Diagnostic Cardiac Testing

Echocardiograms

An echocardiogram (also called an echo) is a type of ultrasound test that uses high-pitched sound waves that are sent through a device called a transducer. The device picks up echoes of the sound waves as they bounce off the different parts of your heart. These echoes are turned into moving pictures of your heart that can be seen on a video screen.

Carotid Doppler Services

Carotid doppler ultrasound is a non-invasive test that uses sound waves to measure the flow of blood through the large carotid arteries that supply blood to the brain. These arteries can become narrowed due to arteriosclerosis or other causes, and this can lead to transient ischemic attack (mini-stroke) or cerebral vascular accident (stroke). The carotid doppler test can help doctors determine stroke risk and the need for preventive measures.

Holter Placement

In medicine, a Holter monitor (often simply “Holter” or occasionally ambulatory electrocardiography device) is a portable device for continuously monitoring various electrical activity of the cardiovascular system for at least 24 hours (often for two weeks at a time).

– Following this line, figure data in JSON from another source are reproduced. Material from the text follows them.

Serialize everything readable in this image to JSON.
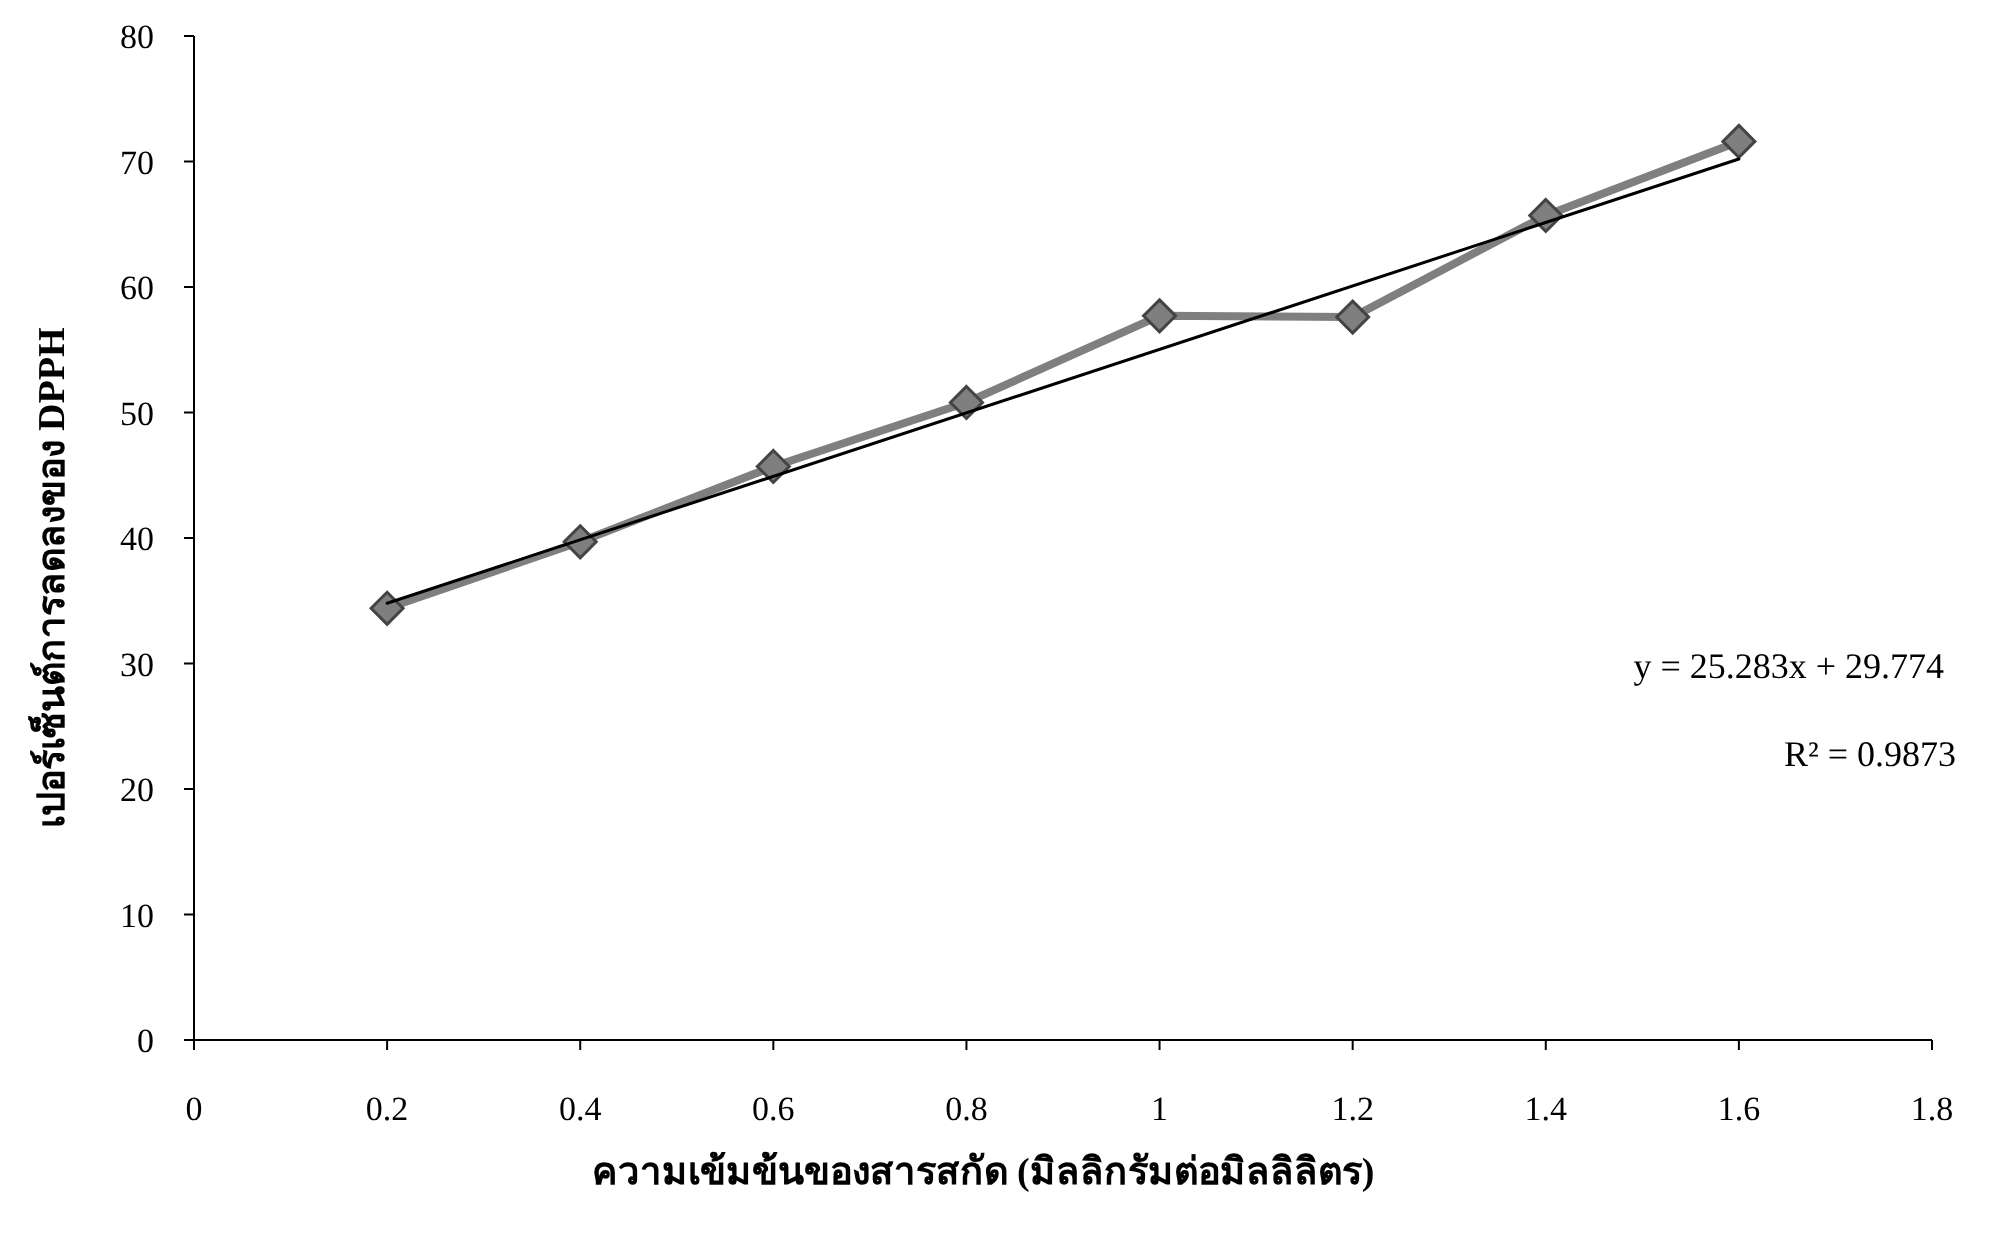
{
  "chart_data": {
    "type": "line",
    "xlabel": "ความเข้มข้นของสารสกัด (มิลลิกรัมต่อมิลลิลิตร)",
    "ylabel": "เปอร์เซ็นต์การลดลงของ DPPH",
    "xlim": [
      0,
      1.8
    ],
    "xticks": [
      0,
      0.2,
      0.4,
      0.6,
      0.8,
      1,
      1.2,
      1.4,
      1.6,
      1.8
    ],
    "ylim": [
      0,
      80
    ],
    "yticks": [
      0,
      10,
      20,
      30,
      40,
      50,
      60,
      70,
      80
    ],
    "grid": false,
    "annotations": [
      "y = 25.283x + 29.774",
      "R² = 0.9873"
    ],
    "series": [
      {
        "type": "line",
        "color": "#7f7f7f",
        "marker": "diamond",
        "line_style": "solid",
        "x": [
          0.2,
          0.4,
          0.6,
          0.8,
          1,
          1.2,
          1.4,
          1.6
        ],
        "values": [
          34.4,
          39.7,
          45.7,
          50.8,
          57.7,
          57.6,
          65.7,
          71.6
        ]
      },
      {
        "type": "line",
        "color": "#000000",
        "marker": "none",
        "line_style": "solid",
        "x": [
          0.2,
          1.6
        ],
        "values": [
          34.8,
          70.2
        ]
      }
    ]
  }
}
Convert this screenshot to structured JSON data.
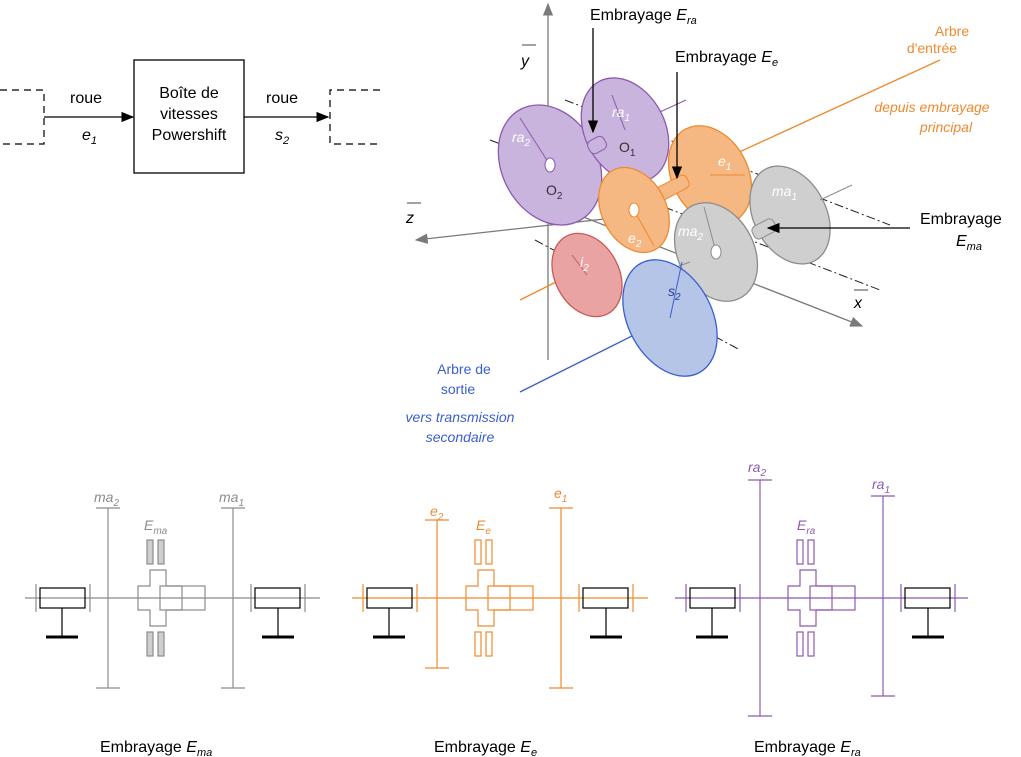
{
  "block": {
    "input_label": "roue",
    "input_var": "e",
    "input_sub": "1",
    "box_line1": "Boîte de",
    "box_line2": "vitesses",
    "box_line3": "Powershift",
    "output_label": "roue",
    "output_var": "s",
    "output_sub": "2"
  },
  "axes": {
    "x": "x",
    "y": "y",
    "z": "z"
  },
  "callouts": {
    "era_text": "Embrayage ",
    "era_var": "E",
    "era_sub": "ra",
    "ee_text": "Embrayage ",
    "ee_var": "E",
    "ee_sub": "e",
    "ema_text": "Embrayage",
    "ema_var": "E",
    "ema_sub": "ma",
    "input_shaft_1": "Arbre",
    "input_shaft_2": "d'entrée",
    "input_from_1": "depuis embrayage",
    "input_from_2": "principal",
    "output_shaft_1": "Arbre de",
    "output_shaft_2": "sortie",
    "output_to_1": "vers transmission",
    "output_to_2": "secondaire"
  },
  "wheels": {
    "ra1": "ra",
    "ra1_sub": "1",
    "ra2": "ra",
    "ra2_sub": "2",
    "o1": "O",
    "o1_sub": "1",
    "o2": "O",
    "o2_sub": "2",
    "e1": "e",
    "e1_sub": "1",
    "e2": "e",
    "e2_sub": "2",
    "ma1": "ma",
    "ma1_sub": "1",
    "ma2": "ma",
    "ma2_sub": "2",
    "i2": "i",
    "i2_sub": "2",
    "s2": "s",
    "s2_sub": "2"
  },
  "schematics": [
    {
      "left": "ma",
      "left_sub": "2",
      "mid": "E",
      "mid_sub": "ma",
      "right": "ma",
      "right_sub": "1",
      "caption": "Embrayage ",
      "cap_var": "E",
      "cap_sub": "ma"
    },
    {
      "left": "e",
      "left_sub": "2",
      "mid": "E",
      "mid_sub": "e",
      "right": "e",
      "right_sub": "1",
      "caption": "Embrayage ",
      "cap_var": "E",
      "cap_sub": "e"
    },
    {
      "left": "ra",
      "left_sub": "2",
      "mid": "E",
      "mid_sub": "ra",
      "right": "ra",
      "right_sub": "1",
      "caption": "Embrayage ",
      "cap_var": "E",
      "cap_sub": "ra"
    }
  ],
  "colors": {
    "gray": "#8c8c8c",
    "orange": "#ee8a2e",
    "purple": "#8c5ab0",
    "blue": "#3a5fcd",
    "red": "#c85a5a"
  }
}
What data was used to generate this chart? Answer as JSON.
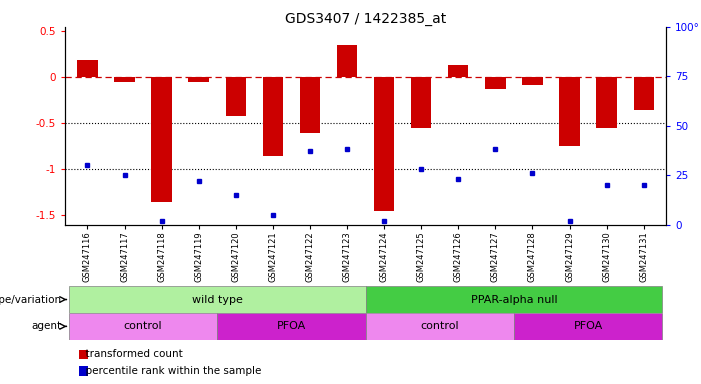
{
  "title": "GDS3407 / 1422385_at",
  "samples": [
    "GSM247116",
    "GSM247117",
    "GSM247118",
    "GSM247119",
    "GSM247120",
    "GSM247121",
    "GSM247122",
    "GSM247123",
    "GSM247124",
    "GSM247125",
    "GSM247126",
    "GSM247127",
    "GSM247128",
    "GSM247129",
    "GSM247130",
    "GSM247131"
  ],
  "bar_values": [
    0.19,
    -0.05,
    -1.35,
    -0.05,
    -0.42,
    -0.85,
    -0.6,
    0.35,
    -1.45,
    -0.55,
    0.14,
    -0.12,
    -0.08,
    -0.75,
    -0.55,
    -0.35
  ],
  "dot_pct": [
    30,
    25,
    2,
    22,
    15,
    5,
    37,
    38,
    2,
    28,
    23,
    38,
    26,
    2,
    20,
    20
  ],
  "bar_color": "#cc0000",
  "dot_color": "#0000cc",
  "ylim": [
    -1.6,
    0.55
  ],
  "y_left_ticks": [
    0.5,
    0.0,
    -0.5,
    -1.0,
    -1.5
  ],
  "y_left_labels": [
    "0.5",
    "0",
    "-0.5",
    "-1",
    "-1.5"
  ],
  "y_right_ticks": [
    100,
    75,
    50,
    25,
    0
  ],
  "y_right_labels": [
    "100°",
    "75",
    "50",
    "25",
    "0"
  ],
  "hline_y": 0.0,
  "dotted_line1": -0.5,
  "dotted_line2": -1.0,
  "genotype_groups": [
    {
      "label": "wild type",
      "start": 0,
      "end": 8,
      "color": "#b0f0a0"
    },
    {
      "label": "PPAR-alpha null",
      "start": 8,
      "end": 16,
      "color": "#44cc44"
    }
  ],
  "agent_groups": [
    {
      "label": "control",
      "start": 0,
      "end": 4,
      "color": "#ee88ee"
    },
    {
      "label": "PFOA",
      "start": 4,
      "end": 8,
      "color": "#cc22cc"
    },
    {
      "label": "control",
      "start": 8,
      "end": 12,
      "color": "#ee88ee"
    },
    {
      "label": "PFOA",
      "start": 12,
      "end": 16,
      "color": "#cc22cc"
    }
  ],
  "legend_bar_label": "transformed count",
  "legend_dot_label": "percentile rank within the sample",
  "xlabel_genotype": "genotype/variation",
  "xlabel_agent": "agent"
}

The Holter’s most common use is for monitoring heart activity (electrocardiography or ECG), but it can also be used for monitoring brain activity (electroencephalography or EEG). Its extended recording period is sometimes useful for observing occasional cardiac arrhythmias or epileptic events which would be difficult to identify in a shorter period of time. For patients having more transient symptoms, a cardiac event monitor which can be worn for a month or more can be used.